Thursday, June 24, 2021

NYC mayoral candidates in the recent primary failed to use tried and true ranked-choice tactics

And of course, since NYC is a Democratic city, the Democratic primary effectively is the election. Ryan Heath tells us "How NYC messed up its mayoral election," Politico Nightly, 6.22.21. Thus:

When Nightly contacted each of the top candidates, not one of them had a plan for telling their voters how to rank the rest of the candidates on their ballots. [...]

That’s Election 101 stuff in Australia, my home country and the global capital of ranked choice voting, where the system is used in all elections from college campuses to federal elections.
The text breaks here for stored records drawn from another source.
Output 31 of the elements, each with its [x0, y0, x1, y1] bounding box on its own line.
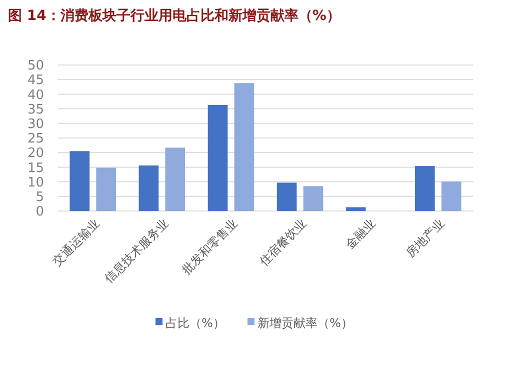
legend-label: 占比（%）	[166, 316, 225, 330]
y-tick-label: 15	[27, 160, 44, 176]
bar	[96, 168, 116, 211]
y-tick-label: 20	[27, 146, 44, 162]
bar	[441, 182, 462, 211]
x-tick-label: 信息技术服务业	[102, 216, 172, 286]
y-tick-label: 30	[27, 116, 44, 132]
y-tick-label: 10	[27, 175, 44, 190]
bar	[208, 105, 228, 211]
y-tick-label: 5	[36, 190, 44, 205]
y-tick-label: 40	[27, 88, 44, 103]
x-tick-label: 住宿餐饮业	[256, 216, 310, 270]
bar	[234, 83, 254, 211]
bar	[138, 165, 159, 211]
bar	[276, 182, 297, 211]
y-tick-label: 45	[27, 73, 44, 88]
legend-label: 新增贡献率（%）	[258, 316, 353, 330]
bar	[303, 186, 324, 211]
x-tick-label: 金融业	[342, 216, 378, 252]
bar	[70, 151, 90, 211]
bar	[165, 148, 186, 211]
y-tick-label: 0	[36, 204, 44, 220]
x-tick-label: 交通运输业	[50, 216, 102, 269]
x-tick-label: 批发和零售业	[179, 216, 240, 278]
y-tick-label: 50	[27, 58, 44, 74]
chart-title: 图 14：消费板块子行业用电占比和新增贡献率（%）	[8, 7, 340, 24]
bar	[414, 166, 435, 211]
bar	[346, 207, 366, 211]
y-tick-label: 35	[27, 102, 44, 118]
y-tick-label: 25	[27, 132, 44, 147]
x-tick-label: 房地产业	[403, 216, 448, 260]
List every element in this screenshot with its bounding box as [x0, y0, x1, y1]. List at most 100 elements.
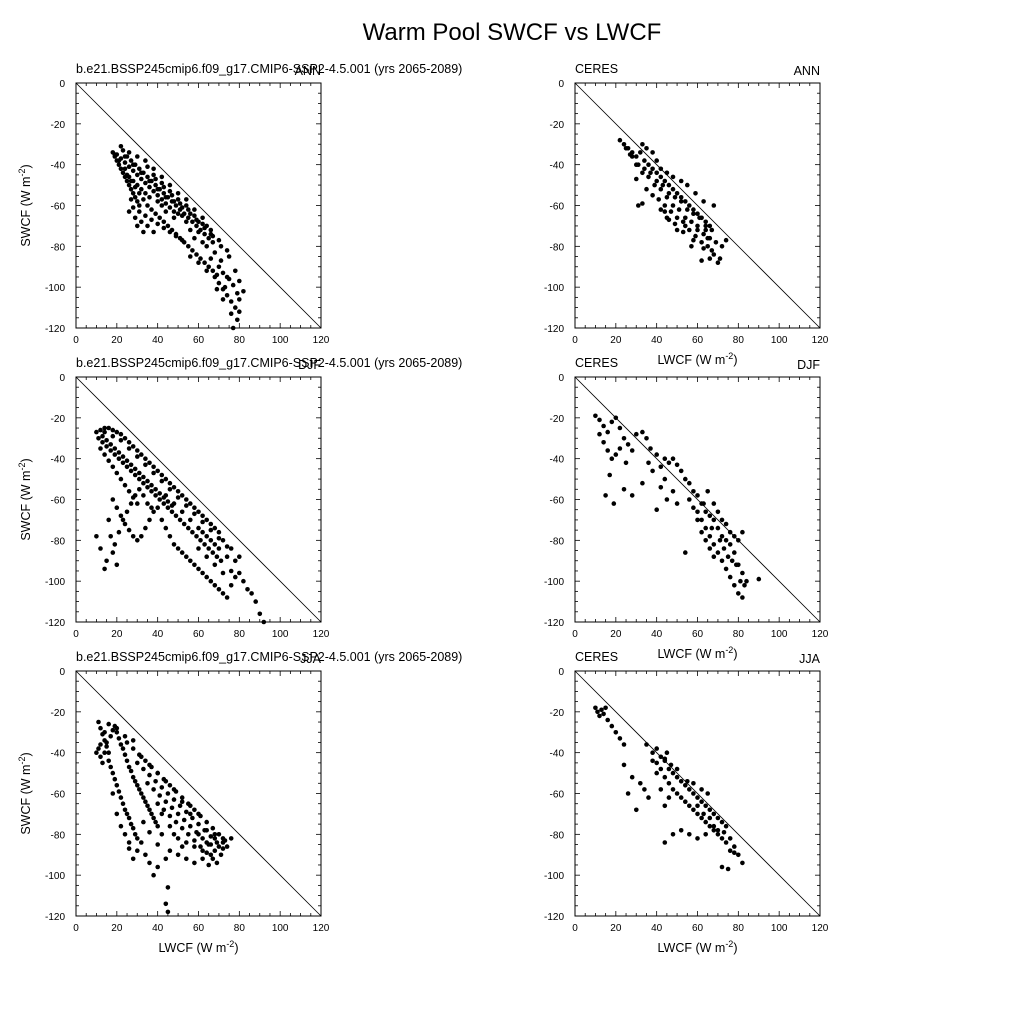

When running under a ranked choice system, you make deals:

In a ranked choice system, self-interest dictates that a candidate should make deals with rivals and communicate those deals with voters. But admitting you need voters who think you’re only second-best is the antithesis of New York toughness.

The lowest-ranked candidates could have formed a coalition to take on the big shots, while the more left-wing candidates such as Maya Wiley, Scott Stringer and Dianne Morales could have worked together to blunt the moderates at the top of opinion polls.
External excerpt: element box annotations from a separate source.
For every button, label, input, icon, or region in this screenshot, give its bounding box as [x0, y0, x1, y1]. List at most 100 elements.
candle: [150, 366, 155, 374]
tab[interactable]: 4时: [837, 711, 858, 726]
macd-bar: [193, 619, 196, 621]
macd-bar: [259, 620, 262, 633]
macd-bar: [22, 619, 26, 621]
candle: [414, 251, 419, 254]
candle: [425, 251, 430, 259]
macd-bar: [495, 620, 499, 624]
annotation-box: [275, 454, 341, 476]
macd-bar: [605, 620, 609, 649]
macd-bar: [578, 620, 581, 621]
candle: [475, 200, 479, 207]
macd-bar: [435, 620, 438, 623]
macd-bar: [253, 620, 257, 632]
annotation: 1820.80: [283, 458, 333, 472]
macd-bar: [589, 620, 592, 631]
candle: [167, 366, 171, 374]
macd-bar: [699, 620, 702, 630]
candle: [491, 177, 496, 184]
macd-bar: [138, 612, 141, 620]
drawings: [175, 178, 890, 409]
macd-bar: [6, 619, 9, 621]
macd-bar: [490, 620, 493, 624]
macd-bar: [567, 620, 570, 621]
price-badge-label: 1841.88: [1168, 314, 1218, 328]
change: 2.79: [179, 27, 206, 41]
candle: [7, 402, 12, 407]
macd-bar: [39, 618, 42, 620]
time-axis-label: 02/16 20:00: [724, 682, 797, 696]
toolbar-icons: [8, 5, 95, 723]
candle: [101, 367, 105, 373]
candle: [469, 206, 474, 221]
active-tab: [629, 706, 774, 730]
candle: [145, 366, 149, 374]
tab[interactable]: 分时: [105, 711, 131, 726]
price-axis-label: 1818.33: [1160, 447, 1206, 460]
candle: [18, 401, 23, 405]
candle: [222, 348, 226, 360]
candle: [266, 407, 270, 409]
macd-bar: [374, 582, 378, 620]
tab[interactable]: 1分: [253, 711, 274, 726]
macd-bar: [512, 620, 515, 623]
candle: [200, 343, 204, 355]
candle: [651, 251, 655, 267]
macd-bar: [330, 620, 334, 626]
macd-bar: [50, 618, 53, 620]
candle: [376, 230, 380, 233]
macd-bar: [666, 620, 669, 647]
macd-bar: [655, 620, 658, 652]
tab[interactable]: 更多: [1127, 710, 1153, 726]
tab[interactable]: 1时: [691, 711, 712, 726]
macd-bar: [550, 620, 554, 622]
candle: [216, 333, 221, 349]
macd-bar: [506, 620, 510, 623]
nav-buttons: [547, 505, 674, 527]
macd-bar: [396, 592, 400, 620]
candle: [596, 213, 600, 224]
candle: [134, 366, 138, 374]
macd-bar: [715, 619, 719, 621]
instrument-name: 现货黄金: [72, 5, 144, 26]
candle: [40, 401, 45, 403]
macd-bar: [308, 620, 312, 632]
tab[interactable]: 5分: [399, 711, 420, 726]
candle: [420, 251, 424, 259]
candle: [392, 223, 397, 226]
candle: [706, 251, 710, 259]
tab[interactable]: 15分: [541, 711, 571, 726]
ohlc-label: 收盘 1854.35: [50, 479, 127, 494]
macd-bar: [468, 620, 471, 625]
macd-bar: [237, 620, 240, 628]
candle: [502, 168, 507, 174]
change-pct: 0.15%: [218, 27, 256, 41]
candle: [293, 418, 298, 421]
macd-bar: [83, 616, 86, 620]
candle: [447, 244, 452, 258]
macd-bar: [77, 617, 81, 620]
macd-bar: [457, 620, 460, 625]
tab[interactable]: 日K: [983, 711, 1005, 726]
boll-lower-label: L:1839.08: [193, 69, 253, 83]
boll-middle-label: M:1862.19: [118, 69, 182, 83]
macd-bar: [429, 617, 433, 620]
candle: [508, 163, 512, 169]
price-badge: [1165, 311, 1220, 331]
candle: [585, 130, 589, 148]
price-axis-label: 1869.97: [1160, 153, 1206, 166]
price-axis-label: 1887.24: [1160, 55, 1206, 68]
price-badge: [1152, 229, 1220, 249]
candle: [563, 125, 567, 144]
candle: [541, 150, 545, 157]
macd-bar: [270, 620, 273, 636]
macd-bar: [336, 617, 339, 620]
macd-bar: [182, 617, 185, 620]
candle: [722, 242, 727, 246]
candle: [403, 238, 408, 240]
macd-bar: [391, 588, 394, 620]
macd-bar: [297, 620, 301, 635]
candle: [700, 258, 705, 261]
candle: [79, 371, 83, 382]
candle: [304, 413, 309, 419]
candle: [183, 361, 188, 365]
Instead it was moderate Kathryn Garcia who did most to explore preference deals, and even that was half-hearted. She failed to return the favor when Yang recommended her as his second choice.

Australia’s experience with ranked choice voting shows that deals among candidates can affect the results. Australian candidates have won ranked choice elections with as little as 0.2 percent of first choice votes. Senator Ricky Muir won a Senate seat in 2013 after starting with 0.5 percent of the vote: He vacuumed up another half million or so votes from voters who ranked him second or lower, closing a 400,000 vote gap. (Muir is an exception, though. The main outcome the system has led to in the Australian Senate, where eight parties are represented, is diversity without gridlock.)
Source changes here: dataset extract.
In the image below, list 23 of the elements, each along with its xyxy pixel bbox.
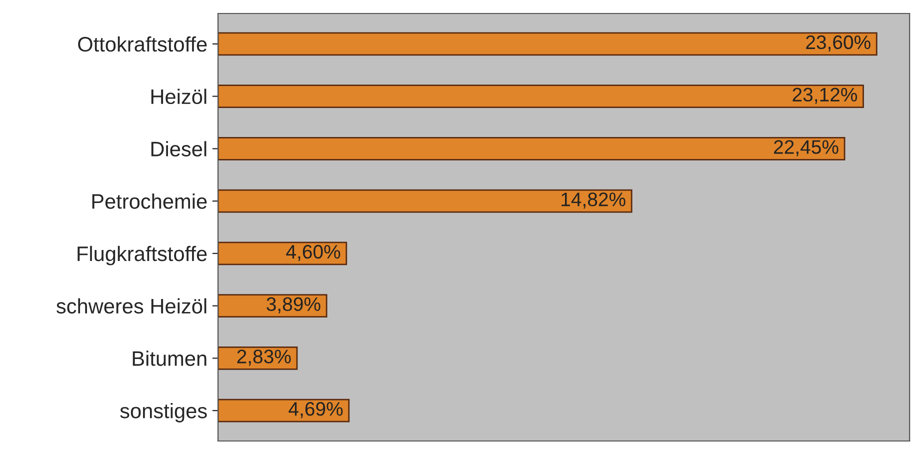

More common are “Anyone But X” campaigns. In San Francisco, mayoral candidates Jane Kim and Mark Leno formed a tactical alliance against Mayor London Breed, getting within 2,500 votes of unseating her in 2018.

I wonder if anyone has used game theory to analyze campaign tactics in ranked choice voting systems? This would be a multiplayer game situation, which I understand can be technically challenging.